Tracy bolted from the dugout with surprising alacrity and confronted Gibson along the first-base line, obviously stupefied. It took him maybe a minute to get tossed. The effect of the call was to leave the Rocks with two out and nobody on. Michael Cuddyer managed a two-out single, but Todd Helton's pop out completed the Angels' sweep (the Rocks are now 0-6 in interleague play) and extended the losing streak to five.
"You don't want to see that, especially in the ninth inning with no outs, representing the tie run at the plate and having Cuddyer on deck and Todd," CarGo said. "It's frustrating. It's even more frustrating than everything else.
"He caught the ball. It's amazing he caught that ball. It was even harder for me to see the ball coming off the bat and I'm sure the pitcher didn't see the ball well. And the umpire didn't see it at all. I guess the first thing he saw was when (Downs) was doing the turn to throw the ball to first base and as soon as (Gibson) saw the ball on the ground, he called it was no catch. But I watched the replay.
"I hit the ball, I saw he caught the ball, I shut it down, and then I was looking to first base when the umpire was calling no catch. So I turn around because I was confused, I didn't know who was going to make the call, and I didn't see the umpire because his hand was already down. He was just standing out there. Confusion. They throw the ball to second and they throw the ball to first. There was no chance for me to get to first base. It was tough. I think it was the wrong call because he caught the ball.
"It's a different situation, man on first, one out. With one out, we still have a chance. With two outs, you have to create a situation again. Cuddyer did a great job getting on base and it's a tough lefty for a lefty. That's why Todd didn't come through and hit the ball up to third base.
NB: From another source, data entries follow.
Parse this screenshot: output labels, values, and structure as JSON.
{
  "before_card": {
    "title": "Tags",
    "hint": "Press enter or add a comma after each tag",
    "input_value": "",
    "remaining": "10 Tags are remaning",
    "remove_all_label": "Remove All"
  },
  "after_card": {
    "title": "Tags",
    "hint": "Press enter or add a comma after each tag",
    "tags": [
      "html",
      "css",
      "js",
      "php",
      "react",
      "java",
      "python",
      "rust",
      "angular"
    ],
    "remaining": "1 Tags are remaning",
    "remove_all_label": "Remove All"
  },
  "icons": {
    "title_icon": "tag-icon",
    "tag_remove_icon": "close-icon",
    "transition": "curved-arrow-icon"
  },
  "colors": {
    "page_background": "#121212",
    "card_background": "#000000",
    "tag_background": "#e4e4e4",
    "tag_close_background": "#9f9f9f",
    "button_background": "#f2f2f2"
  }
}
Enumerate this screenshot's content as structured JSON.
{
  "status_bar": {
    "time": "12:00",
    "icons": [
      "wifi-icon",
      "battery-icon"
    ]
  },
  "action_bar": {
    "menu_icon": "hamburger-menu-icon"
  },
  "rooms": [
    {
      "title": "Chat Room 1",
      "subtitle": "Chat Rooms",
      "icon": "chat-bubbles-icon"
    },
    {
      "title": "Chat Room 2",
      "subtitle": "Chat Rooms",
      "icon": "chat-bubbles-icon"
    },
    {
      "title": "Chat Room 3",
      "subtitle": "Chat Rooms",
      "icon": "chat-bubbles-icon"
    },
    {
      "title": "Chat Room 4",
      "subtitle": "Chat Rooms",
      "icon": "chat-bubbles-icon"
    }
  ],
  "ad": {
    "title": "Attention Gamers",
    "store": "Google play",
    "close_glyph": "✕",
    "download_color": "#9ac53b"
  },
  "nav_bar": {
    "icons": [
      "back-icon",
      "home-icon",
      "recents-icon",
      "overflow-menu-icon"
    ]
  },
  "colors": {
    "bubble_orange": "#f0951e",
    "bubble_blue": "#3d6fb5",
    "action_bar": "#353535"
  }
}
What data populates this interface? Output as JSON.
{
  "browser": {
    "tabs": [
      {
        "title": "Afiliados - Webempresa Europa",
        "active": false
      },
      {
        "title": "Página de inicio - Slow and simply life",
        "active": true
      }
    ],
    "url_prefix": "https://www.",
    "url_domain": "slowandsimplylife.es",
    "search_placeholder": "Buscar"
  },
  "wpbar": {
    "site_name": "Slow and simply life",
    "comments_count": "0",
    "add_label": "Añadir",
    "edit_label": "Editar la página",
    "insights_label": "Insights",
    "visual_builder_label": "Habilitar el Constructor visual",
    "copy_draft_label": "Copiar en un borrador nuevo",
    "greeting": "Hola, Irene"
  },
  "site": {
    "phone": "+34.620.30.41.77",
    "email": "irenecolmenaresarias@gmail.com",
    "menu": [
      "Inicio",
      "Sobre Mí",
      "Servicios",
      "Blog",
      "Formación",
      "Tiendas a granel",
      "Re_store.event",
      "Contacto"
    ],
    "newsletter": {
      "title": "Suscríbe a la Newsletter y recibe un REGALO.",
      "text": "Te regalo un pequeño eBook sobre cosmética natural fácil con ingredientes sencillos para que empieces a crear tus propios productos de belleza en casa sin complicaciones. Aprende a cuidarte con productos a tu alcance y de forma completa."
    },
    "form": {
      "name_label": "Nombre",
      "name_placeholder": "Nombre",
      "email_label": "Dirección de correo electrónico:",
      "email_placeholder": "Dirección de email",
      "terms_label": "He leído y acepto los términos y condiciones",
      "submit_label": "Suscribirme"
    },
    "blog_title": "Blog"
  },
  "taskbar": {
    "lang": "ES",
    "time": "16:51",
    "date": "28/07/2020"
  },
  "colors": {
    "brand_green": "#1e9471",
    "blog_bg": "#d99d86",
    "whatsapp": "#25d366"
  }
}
"I was in shock. First I was surprised that he caught the ball. I was more surprised that he called it a double play. I leave everything to the manager. He did anything possible to make a change. What can I do about it? I just walked back to the dugout. I knew I was out because he caught the ball, but not a double play."
This has nothing to do with the team's basic problem, of course. The Rocks put up 13 hits and scored eight runs. Christian Friedrich lasted four innings, which was longer than three Rockies starters in the last four games, surrendering nine runs, eight of them earned, and 10 hits. The day before, Jeff Francis surrendered eight runs in 3 1/3 innings. The starting pitching is just stunningly bad.
"I actually felt great," said Friedrich, who now carries an earned-run average of 1.80 in four road starts and 12.60 in three starts at Coors Field. "I felt better than the last start. We had a good plan, I just didn't execute the pitches."
The position players don't want to hear that any more than you do, although you do feel a little sorry for Friedrich, a rookie, taking the weight for veteran pitchers who have spit the bit.
"Offensively, we did a great job," CarGo said. "It was a bad day again for the pitchers. To score 10 runs is a lot of pressure for us, but we did everything possible. We did everything we can. We just fell short again."
Gibson's bad call killed the Rockies' final hope for a comeback. The umpires were escorted off the field to a symphonic catcall chorus from the faithful.
But, hey, Gibson's screw-up did have one redeeming quality: For one day, it gave the Rocks someone to be mad at other than themselves.